Asian Tortoise Route
The Chinese brands are following a growth path taken by companies like Japan’s Toyota Motor Corp. and Sony Corp., and South Korea’s Samsung Group and LG Electronics Inc., Kumar said.
The growth path, known as the Asian Tortoise Route, has five key stages, starting with low-cost products and proceeding to focus on sales volume, research and development, quality improvements and advertising.
“Many of the Chinese companies are following this route. They start with products that are very cheap and of poor quality … and then over time, they invest in research and development and improve the quality. Then once they improve the quality, they increase the price, and then they do marketing,” he said.
Most of the Chinese brands are at the stage of either expanding sales volume or investing in research and development, he added.
Kumar said the route was slow and steady, and it took Japanese and Korean brands about 40 years to become the world-renowned brands they are today.
The problem for Chinese brands, Kumar said, was not just that they did not have name recognition but that “made in China” were bywords for poor quality, unreliability, cheapness, poor safety and a lack of environmental awareness.
But he said that was the same decades ago for products from South Korea and Japan.
When Toyota started selling cars in the United States in the 1960s, they were the cheapest and worst cars in the country. But some people bought them because the price was right.
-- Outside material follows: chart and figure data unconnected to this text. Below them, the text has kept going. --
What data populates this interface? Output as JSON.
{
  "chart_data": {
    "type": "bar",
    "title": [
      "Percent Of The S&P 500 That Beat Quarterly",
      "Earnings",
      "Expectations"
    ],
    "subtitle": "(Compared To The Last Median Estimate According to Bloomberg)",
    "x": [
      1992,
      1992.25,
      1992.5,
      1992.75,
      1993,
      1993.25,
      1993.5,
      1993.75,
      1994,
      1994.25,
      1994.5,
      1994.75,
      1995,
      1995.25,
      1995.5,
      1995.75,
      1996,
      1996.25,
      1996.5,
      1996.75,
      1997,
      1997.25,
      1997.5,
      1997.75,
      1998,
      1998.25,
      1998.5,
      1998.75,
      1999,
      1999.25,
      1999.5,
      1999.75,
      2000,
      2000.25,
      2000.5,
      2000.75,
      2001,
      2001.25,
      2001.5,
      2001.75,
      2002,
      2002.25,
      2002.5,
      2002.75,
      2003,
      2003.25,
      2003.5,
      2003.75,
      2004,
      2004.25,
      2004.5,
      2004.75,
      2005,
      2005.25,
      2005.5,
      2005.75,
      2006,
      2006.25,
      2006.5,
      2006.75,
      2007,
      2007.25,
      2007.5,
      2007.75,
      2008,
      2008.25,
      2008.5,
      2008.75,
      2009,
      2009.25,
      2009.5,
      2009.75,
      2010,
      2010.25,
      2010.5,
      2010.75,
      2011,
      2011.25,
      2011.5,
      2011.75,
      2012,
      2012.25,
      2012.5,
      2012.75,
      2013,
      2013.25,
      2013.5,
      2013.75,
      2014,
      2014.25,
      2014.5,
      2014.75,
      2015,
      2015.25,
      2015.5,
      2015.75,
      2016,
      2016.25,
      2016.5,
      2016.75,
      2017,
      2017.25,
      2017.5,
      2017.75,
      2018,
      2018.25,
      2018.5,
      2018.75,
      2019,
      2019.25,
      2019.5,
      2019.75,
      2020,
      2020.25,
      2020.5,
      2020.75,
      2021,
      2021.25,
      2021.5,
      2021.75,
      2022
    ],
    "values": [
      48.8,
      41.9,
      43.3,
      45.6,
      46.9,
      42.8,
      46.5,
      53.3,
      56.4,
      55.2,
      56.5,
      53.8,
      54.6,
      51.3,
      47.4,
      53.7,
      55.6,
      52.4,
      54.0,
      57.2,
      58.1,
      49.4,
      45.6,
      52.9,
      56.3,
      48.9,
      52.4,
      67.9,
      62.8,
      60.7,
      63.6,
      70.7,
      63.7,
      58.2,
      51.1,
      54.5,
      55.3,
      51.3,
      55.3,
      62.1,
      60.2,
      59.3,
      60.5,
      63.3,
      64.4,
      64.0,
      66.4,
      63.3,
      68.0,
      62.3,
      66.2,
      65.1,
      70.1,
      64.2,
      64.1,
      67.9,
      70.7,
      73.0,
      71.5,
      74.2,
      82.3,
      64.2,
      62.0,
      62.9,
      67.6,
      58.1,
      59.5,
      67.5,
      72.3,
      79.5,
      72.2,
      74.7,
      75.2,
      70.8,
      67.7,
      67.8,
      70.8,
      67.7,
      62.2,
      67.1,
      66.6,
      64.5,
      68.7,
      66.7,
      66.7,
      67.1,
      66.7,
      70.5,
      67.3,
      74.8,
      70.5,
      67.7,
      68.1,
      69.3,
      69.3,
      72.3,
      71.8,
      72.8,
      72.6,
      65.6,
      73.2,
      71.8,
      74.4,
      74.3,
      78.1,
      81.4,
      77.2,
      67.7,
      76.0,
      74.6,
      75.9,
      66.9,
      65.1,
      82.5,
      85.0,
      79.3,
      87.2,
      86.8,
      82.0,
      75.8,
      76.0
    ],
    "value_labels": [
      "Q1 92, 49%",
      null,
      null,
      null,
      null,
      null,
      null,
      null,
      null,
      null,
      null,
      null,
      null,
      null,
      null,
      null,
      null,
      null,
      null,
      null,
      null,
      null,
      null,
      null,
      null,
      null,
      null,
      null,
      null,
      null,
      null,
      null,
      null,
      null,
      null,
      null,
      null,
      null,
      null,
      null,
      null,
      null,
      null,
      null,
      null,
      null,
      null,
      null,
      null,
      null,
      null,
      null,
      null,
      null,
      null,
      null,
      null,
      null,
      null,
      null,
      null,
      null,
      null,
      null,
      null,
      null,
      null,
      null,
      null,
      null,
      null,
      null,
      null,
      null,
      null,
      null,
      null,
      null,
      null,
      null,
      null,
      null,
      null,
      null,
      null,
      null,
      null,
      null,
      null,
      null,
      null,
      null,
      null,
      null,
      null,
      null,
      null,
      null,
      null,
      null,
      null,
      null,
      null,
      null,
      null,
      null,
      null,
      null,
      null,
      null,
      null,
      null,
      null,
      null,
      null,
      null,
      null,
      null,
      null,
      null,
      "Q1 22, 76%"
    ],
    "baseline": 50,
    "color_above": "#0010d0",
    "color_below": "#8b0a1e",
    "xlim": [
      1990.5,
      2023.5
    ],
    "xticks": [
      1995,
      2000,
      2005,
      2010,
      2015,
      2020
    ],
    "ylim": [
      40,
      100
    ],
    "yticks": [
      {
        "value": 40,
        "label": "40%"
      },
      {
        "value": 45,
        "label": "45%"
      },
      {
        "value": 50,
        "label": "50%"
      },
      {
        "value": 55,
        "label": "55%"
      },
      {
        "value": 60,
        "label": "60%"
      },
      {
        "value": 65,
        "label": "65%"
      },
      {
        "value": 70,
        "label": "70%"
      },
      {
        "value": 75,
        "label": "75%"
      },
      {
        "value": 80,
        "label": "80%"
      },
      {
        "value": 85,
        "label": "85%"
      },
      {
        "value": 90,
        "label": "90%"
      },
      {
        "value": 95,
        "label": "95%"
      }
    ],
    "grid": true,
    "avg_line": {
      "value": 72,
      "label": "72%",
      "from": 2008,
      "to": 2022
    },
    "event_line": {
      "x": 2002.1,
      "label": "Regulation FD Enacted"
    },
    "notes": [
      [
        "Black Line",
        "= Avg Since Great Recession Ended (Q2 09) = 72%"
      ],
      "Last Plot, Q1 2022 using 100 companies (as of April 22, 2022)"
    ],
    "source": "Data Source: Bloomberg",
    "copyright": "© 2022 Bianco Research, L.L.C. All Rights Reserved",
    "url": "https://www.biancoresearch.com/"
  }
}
The company then invested in research and development, and today they are the best cars in the US, he said.
People will start to have a good impression of Chinese products if one or two brands become famous and develop a good reputation. Sony and Toyota changed the image of “made in Japan” in the same way that Samsung transformed the reputation for “made in South Korea”.
Easy or hard way
Kumar said that while Haier headed to the US in its first efforts to sell outside China, most Chinese brands have launched their offshore ambitions by selling to emerging markets in Southeast Asia, Africa and the Middle East. Midea and Galanz are among those who sell their goods under their own names in developing countries, but under others for the US and European markets.
“The companies can go the easy way first [through emerging markets] or the hard way first [through developed markets]. Both ways can work,” he said.
Kumar also said Hong Kong was a good place for Chinese brands to go global, as Chinese companies will need to secure talent that understands both the Western and Chinese mindsets to better market their products.